足を投手方向へまっすぐ出す、肩を内に入れない、ボールに力を伝えるために後ろ足に体重を残す、など基本のポイントを押さえて、自分に合ったトップの形を見つけてください。
実技:目の使い方
今までいろいろとバッティングの基礎についてお話してきましたが、最後にボールの出どころであるピッチャーの見方をプロの経験をもってお伝えしたいと思います。
「打たなきゃ」と強く思えば思うほど、ジッと力を入れてピッチャーを見つめてしまうものですが、眉間にしわが入るほど一点を強く見つめてしまうと、体の筋肉がこわばり、次の動作が遅れてしまうものです。
そこで、ピッチャー全体をぼんやりと見るようなイメージで、力を抜いて相手を見ることをおすすめしたいと思います。

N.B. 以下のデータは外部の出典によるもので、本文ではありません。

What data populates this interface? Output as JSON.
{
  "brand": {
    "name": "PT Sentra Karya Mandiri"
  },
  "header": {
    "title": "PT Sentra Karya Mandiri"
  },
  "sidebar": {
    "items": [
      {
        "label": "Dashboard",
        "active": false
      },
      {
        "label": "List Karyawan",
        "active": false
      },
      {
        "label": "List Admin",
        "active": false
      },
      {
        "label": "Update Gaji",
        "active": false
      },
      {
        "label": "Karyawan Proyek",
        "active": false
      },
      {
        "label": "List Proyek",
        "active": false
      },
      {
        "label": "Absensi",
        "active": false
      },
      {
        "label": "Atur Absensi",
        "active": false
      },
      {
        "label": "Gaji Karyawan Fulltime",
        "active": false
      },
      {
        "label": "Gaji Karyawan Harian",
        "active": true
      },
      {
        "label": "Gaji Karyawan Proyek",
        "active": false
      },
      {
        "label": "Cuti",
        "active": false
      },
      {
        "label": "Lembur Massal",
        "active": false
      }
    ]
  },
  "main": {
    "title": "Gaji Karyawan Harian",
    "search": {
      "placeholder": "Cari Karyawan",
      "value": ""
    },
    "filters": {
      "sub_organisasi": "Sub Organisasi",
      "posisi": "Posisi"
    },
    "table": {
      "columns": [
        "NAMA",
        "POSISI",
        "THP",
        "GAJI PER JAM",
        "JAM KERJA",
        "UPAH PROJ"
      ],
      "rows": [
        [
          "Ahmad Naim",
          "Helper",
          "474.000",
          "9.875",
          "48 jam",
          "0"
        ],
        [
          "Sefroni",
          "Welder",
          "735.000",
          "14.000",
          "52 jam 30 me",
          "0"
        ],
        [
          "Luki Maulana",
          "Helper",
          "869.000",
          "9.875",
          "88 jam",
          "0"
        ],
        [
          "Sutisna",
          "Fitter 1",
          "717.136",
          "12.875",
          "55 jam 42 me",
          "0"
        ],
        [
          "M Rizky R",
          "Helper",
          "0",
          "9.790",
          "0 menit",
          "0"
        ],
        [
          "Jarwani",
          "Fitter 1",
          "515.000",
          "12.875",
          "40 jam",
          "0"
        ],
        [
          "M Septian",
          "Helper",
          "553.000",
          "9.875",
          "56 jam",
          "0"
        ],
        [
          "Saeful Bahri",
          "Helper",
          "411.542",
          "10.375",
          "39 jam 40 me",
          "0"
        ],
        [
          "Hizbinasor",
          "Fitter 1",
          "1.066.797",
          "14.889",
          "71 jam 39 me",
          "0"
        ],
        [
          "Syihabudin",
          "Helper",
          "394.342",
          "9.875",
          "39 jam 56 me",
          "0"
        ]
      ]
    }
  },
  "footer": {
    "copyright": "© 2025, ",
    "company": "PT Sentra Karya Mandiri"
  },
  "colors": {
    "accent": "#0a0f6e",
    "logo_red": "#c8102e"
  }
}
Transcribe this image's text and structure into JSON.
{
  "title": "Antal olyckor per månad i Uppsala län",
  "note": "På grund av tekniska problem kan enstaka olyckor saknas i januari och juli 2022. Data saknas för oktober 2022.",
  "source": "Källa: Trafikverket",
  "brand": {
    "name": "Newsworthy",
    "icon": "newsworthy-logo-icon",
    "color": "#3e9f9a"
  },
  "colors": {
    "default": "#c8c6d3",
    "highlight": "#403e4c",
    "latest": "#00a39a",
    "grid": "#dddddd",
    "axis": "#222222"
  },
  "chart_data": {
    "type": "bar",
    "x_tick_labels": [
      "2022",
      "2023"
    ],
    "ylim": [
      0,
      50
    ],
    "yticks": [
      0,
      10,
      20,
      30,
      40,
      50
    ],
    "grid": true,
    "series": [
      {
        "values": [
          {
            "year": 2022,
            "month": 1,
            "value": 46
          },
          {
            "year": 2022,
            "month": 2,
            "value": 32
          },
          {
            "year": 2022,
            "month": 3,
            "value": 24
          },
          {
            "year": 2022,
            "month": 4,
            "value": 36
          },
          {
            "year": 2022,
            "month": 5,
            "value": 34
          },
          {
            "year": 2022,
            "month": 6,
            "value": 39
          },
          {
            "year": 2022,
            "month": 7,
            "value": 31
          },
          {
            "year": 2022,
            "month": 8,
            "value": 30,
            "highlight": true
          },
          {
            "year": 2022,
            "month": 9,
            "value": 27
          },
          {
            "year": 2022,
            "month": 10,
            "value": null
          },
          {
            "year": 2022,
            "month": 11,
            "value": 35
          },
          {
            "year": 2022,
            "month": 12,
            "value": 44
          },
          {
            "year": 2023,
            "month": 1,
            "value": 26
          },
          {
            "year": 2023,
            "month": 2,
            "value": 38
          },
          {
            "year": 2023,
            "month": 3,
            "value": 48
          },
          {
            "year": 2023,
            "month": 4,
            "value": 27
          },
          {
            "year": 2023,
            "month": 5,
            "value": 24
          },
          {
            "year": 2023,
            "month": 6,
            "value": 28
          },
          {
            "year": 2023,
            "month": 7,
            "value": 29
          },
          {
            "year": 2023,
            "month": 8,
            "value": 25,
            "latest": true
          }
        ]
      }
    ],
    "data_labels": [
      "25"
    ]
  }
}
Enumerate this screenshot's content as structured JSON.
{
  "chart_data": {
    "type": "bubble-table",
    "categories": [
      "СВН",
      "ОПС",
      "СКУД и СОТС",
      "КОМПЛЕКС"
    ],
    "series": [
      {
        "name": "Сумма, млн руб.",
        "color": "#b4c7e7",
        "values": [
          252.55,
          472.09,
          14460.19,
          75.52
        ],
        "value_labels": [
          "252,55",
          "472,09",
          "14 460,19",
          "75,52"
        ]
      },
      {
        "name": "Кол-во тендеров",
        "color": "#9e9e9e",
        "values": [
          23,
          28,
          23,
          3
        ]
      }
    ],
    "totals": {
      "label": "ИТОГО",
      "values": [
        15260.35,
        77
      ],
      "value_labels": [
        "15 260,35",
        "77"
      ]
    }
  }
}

これは、バッティングの時に限らず、守備のときも同様です。
この目の使い方は、ぜひ練習のときの参考にしてください。
小川 博文(おがわ・ひろふみ)
オリックス・バファローズ ジュニアチームコーチ。
1967年生まれ、千葉県館山市出身。
選手歴
拓殖大学紅陵高等学校-プリンスホテル-オリックス・ブレーブス/オリックス・ブルーウェーブ (1989 – 2000)-横浜ベイスターズ (2001 – 2004)
コーチ歴
オリックス・バファローズ (2008, 2010 – 2012, 2014 – 2015)
横浜DeNAベイスターズ (2016 – 2018)
俊足好打の内野手として活躍。社会人時代はソウル五輪日本代表として全試合に先発出場、銀メダル獲得に貢献。
プロ入り後は1991年にベストナインに選出。95&96年の優勝にも貢献。99年にはプロ通算5人目となる全打順での本塁打も達成。プロ通算1,720試合出場、1,406安打。